Sheehy and his campaign have been doing damage control ever since his comments drew national attention. On a section of his campaign website titled “Get the Facts,” Sheehy accuses Tester and his allies of lying about Sheehy’s support for public lands and writes that while he opposes the sale and transfer of federal lands, he believes “Montanans know best how to manage our land.”

Tester did not specifically highlight Sheehy’s previous comments in favor of transferring public lands during Sunday’s debate. But in a post on X, formerly Twitter, shared during the event, Tester painted his opponent as a threat to the federal estate.

“Montana is not for sale,” Tester wrote. “If @SheehyforMT wants to carve up our public lands and sell them off, he’ll have to go through me first.”

On Sunday, Sheehy sought to convince Montana voters that he’s been a longtime champion of public lands and that it is environmentalists who threaten their future.

“My job is protecting public lands. I fight fires from the air,” he said, referring to his Bozeman, Montana, aerial firefighting company, Bridger Aerospace. “Right now, we’re looking at a public lands crisis across our nation.
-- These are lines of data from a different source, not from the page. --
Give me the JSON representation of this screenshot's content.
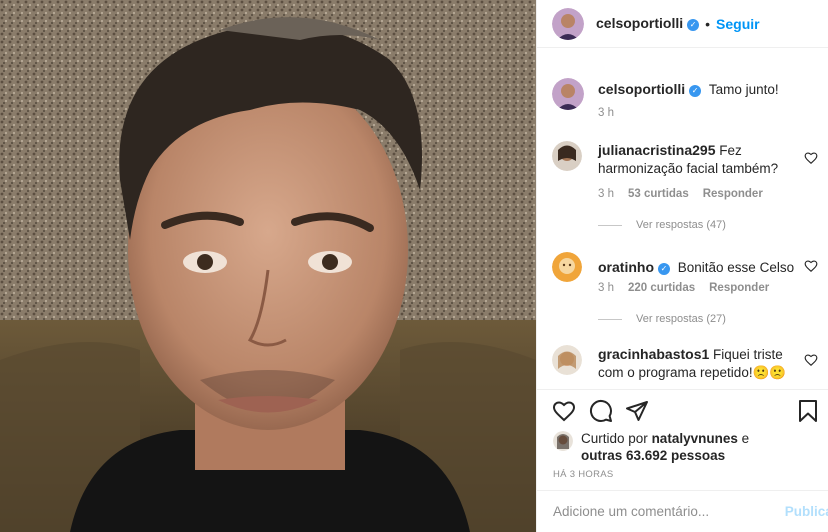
{
  "post": {
    "username": "celsoportiolli",
    "follow_label": "Seguir",
    "dot": "•",
    "caption": "Tamo junto!",
    "caption_time": "3 h",
    "verified_mark": "✓"
  },
  "comments": [
    {
      "user": "julianacristina295",
      "verified": false,
      "text": "Fez harmonização facial também?",
      "time": "3 h",
      "likes": "53 curtidas",
      "reply": "Responder",
      "view_replies": "Ver respostas (47)"
    },
    {
      "user": "oratinho",
      "verified": true,
      "text": "Bonitão esse Celso",
      "time": "3 h",
      "likes": "220 curtidas",
      "reply": "Responder",
      "view_replies": "Ver respostas (27)"
    },
    {
      "user": "gracinhabastos1",
      "verified": false,
      "text": "Fiquei triste com o programa repetido!🙁🙁"
    }
  ],
  "likes": {
    "prefix": "Curtido por",
    "liker": "natalyvnunes",
    "middle": "e",
    "others": "outras 63.692 pessoas"
  },
  "time_ago": "HÁ 3 HORAS",
  "add_comment": {
    "placeholder": "Adicione um comentário...",
    "publish": "Publicar"
  },
  "icons": {
    "like": "heart-icon",
    "comment": "comment-bubble-icon",
    "share": "paper-plane-icon",
    "save": "bookmark-icon"
  }
}
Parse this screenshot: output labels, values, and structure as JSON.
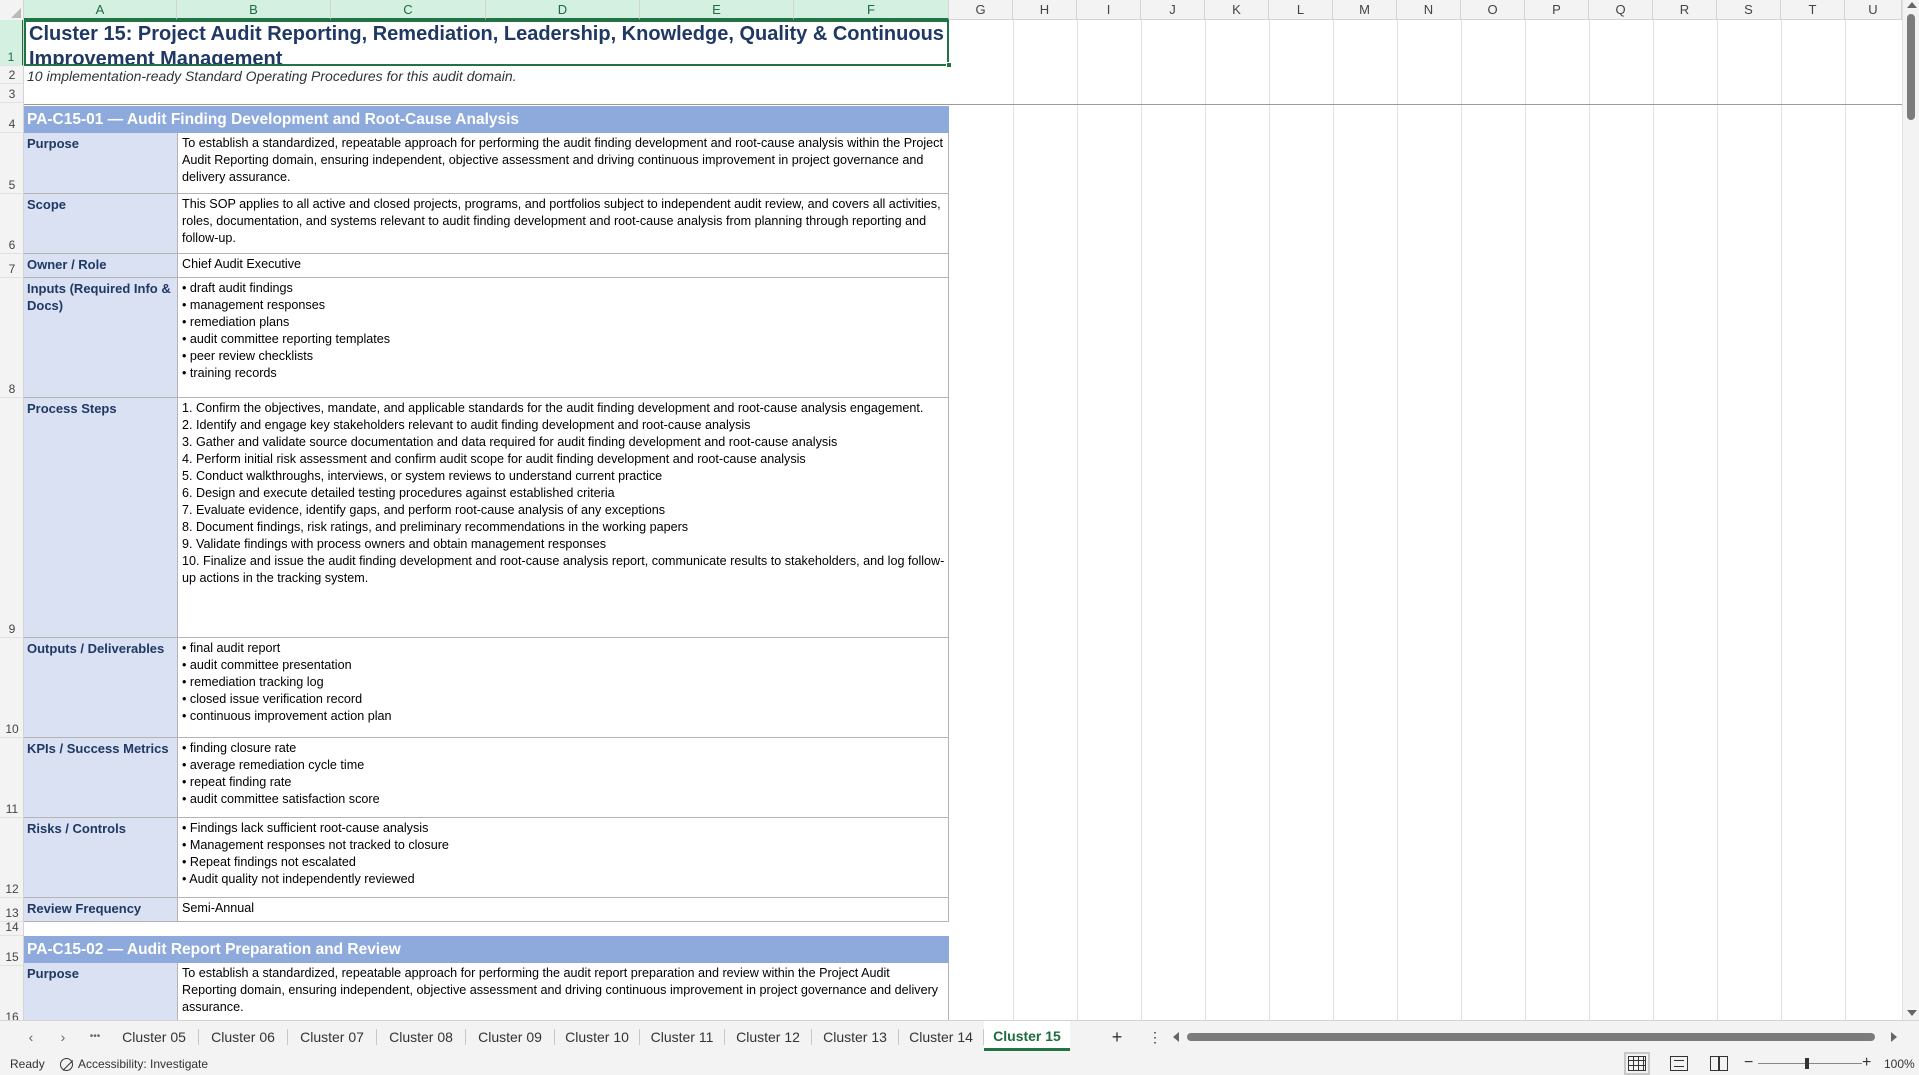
{
  "columns": [
    "A",
    "B",
    "C",
    "D",
    "E",
    "F",
    "G",
    "H",
    "I",
    "J",
    "K",
    "L",
    "M",
    "N",
    "O",
    "P",
    "Q",
    "R",
    "S",
    "T",
    "U"
  ],
  "row_numbers": [
    "1",
    "2",
    "3",
    "4",
    "5",
    "6",
    "7",
    "8",
    "9",
    "10",
    "11",
    "12",
    "13",
    "14",
    "15",
    "16"
  ],
  "title": "Cluster 15: Project Audit Reporting, Remediation, Leadership, Knowledge, Quality & Continuous Improvement Management",
  "subtitle": "10 implementation-ready Standard Operating Procedures for this audit domain.",
  "sop1": {
    "header": "PA-C15-01  —  Audit Finding Development and Root-Cause Analysis",
    "purpose_label": "Purpose",
    "purpose": "To establish a standardized, repeatable approach for performing the audit finding development and root-cause analysis within the Project Audit Reporting domain, ensuring independent, objective assessment and driving continuous improvement in project governance and delivery assurance.",
    "scope_label": "Scope",
    "scope": "This SOP applies to all active and closed projects, programs, and portfolios subject to independent audit review, and covers all activities, roles, documentation, and systems relevant to audit finding development and root-cause analysis from planning through reporting and follow-up.",
    "owner_label": "Owner / Role",
    "owner": "Chief Audit Executive",
    "inputs_label": "Inputs (Required Info & Docs)",
    "inputs": "• draft audit findings\n• management responses\n• remediation plans\n• audit committee reporting templates\n• peer review checklists\n• training records",
    "steps_label": "Process Steps",
    "steps": "1. Confirm the objectives, mandate, and applicable standards for the audit finding development and root-cause analysis engagement.\n2. Identify and engage key stakeholders relevant to audit finding development and root-cause analysis\n3. Gather and validate source documentation and data required for audit finding development and root-cause analysis\n4. Perform initial risk assessment and confirm audit scope for audit finding development and root-cause analysis\n5. Conduct walkthroughs, interviews, or system reviews to understand current practice\n6. Design and execute detailed testing procedures against established criteria\n7. Evaluate evidence, identify gaps, and perform root-cause analysis of any exceptions\n8. Document findings, risk ratings, and preliminary recommendations in the working papers\n9. Validate findings with process owners and obtain management responses\n10. Finalize and issue the audit finding development and root-cause analysis report, communicate results to stakeholders, and log follow-up actions in the tracking system.",
    "outputs_label": "Outputs / Deliverables",
    "outputs": "• final audit report\n• audit committee presentation\n• remediation tracking log\n• closed issue verification record\n• continuous improvement action plan",
    "kpis_label": "KPIs / Success Metrics",
    "kpis": "• finding closure rate\n• average remediation cycle time\n• repeat finding rate\n• audit committee satisfaction score",
    "risks_label": "Risks / Controls",
    "risks": "• Findings lack sufficient root-cause analysis\n• Management responses not tracked to closure\n• Repeat findings not escalated\n• Audit quality not independently reviewed",
    "review_label": "Review Frequency",
    "review": "Semi-Annual"
  },
  "sop2": {
    "header": "PA-C15-02  —  Audit Report Preparation and Review",
    "purpose_label": "Purpose",
    "purpose": "To establish a standardized, repeatable approach for performing the audit report preparation and review within the Project Audit Reporting domain, ensuring independent, objective assessment and driving continuous improvement in project governance and delivery assurance."
  },
  "tabs": [
    "Cluster 05",
    "Cluster 06",
    "Cluster 07",
    "Cluster 08",
    "Cluster 09",
    "Cluster 10",
    "Cluster 11",
    "Cluster 12",
    "Cluster 13",
    "Cluster 14",
    "Cluster 15"
  ],
  "active_tab": "Cluster 15",
  "tab_overflow": "•••",
  "add_sheet": "+",
  "more_options": "⋮",
  "status": {
    "ready": "Ready",
    "accessibility": "Accessibility: Investigate",
    "zoom": "100%"
  },
  "colors": {
    "accent": "#217346",
    "header_fill": "#8ea9db",
    "label_fill": "#d9e1f2",
    "title_text": "#1f3864"
  }
}
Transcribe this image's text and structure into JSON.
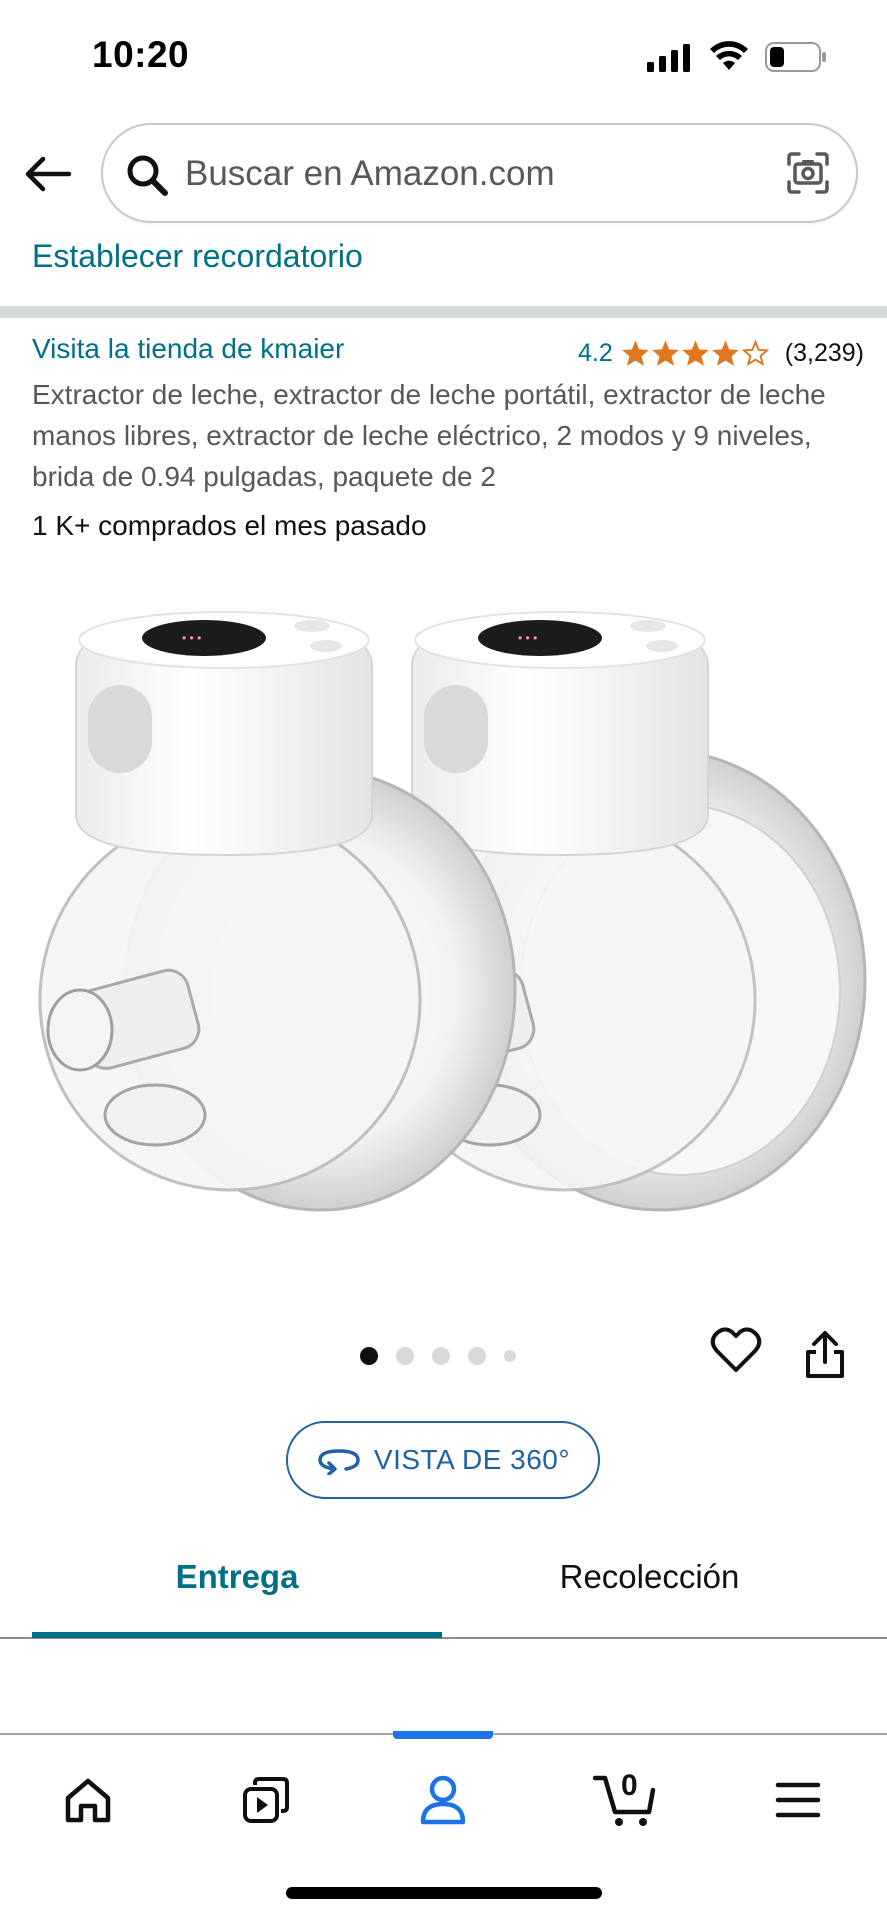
{
  "status_bar": {
    "time": "10:20"
  },
  "search": {
    "placeholder": "Buscar en Amazon.com"
  },
  "reminder": {
    "label": "Establecer recordatorio"
  },
  "product": {
    "store_link": "Visita la tienda de kmaier",
    "rating_value": "4.2",
    "rating_stars": 4.2,
    "rating_count": "(3,239)",
    "title": "Extractor de leche, extractor de leche portátil, extractor de leche manos libres, extractor de leche eléctrico, 2 modos y 9 niveles, brida de 0.94 pulgadas, paquete de 2",
    "bought": "1 K+ comprados el mes pasado"
  },
  "carousel": {
    "total_images": 5,
    "active_index": 0
  },
  "view360": {
    "label": "VISTA DE 360°"
  },
  "tabs": [
    {
      "label": "Entrega",
      "active": true
    },
    {
      "label": "Recolección",
      "active": false
    }
  ],
  "bottom_nav": {
    "items": [
      {
        "icon": "home-icon"
      },
      {
        "icon": "video-icon"
      },
      {
        "icon": "account-icon",
        "active": true
      },
      {
        "icon": "cart-icon"
      },
      {
        "icon": "menu-icon"
      }
    ],
    "cart_count": "0"
  },
  "colors": {
    "link_teal": "#007185",
    "rating_star": "#de7921",
    "view360_blue": "#2162a1",
    "active_nav": "#1a73e8"
  }
}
We have public lands that are being walled off. We have lawsuits stopping any potential timber development, controlled burns or basic public access projects because they will be injuncted. There will be lawsuit after lawsuit after lawsuit.”

As in past Montana elections, public lands will likely prove to be a key issue in this race. Montana Outdoor Values Action Fund, a super political action committee of environmental group Montana Conservation Voters, recently released a statewide TV ad that features “Private Property” signs and warns that if Sheehy were elected, Montanans could lose access to more of their favorite hunting and fishing spots. (The ad cites previous HuffPost reporting on Sheehy.)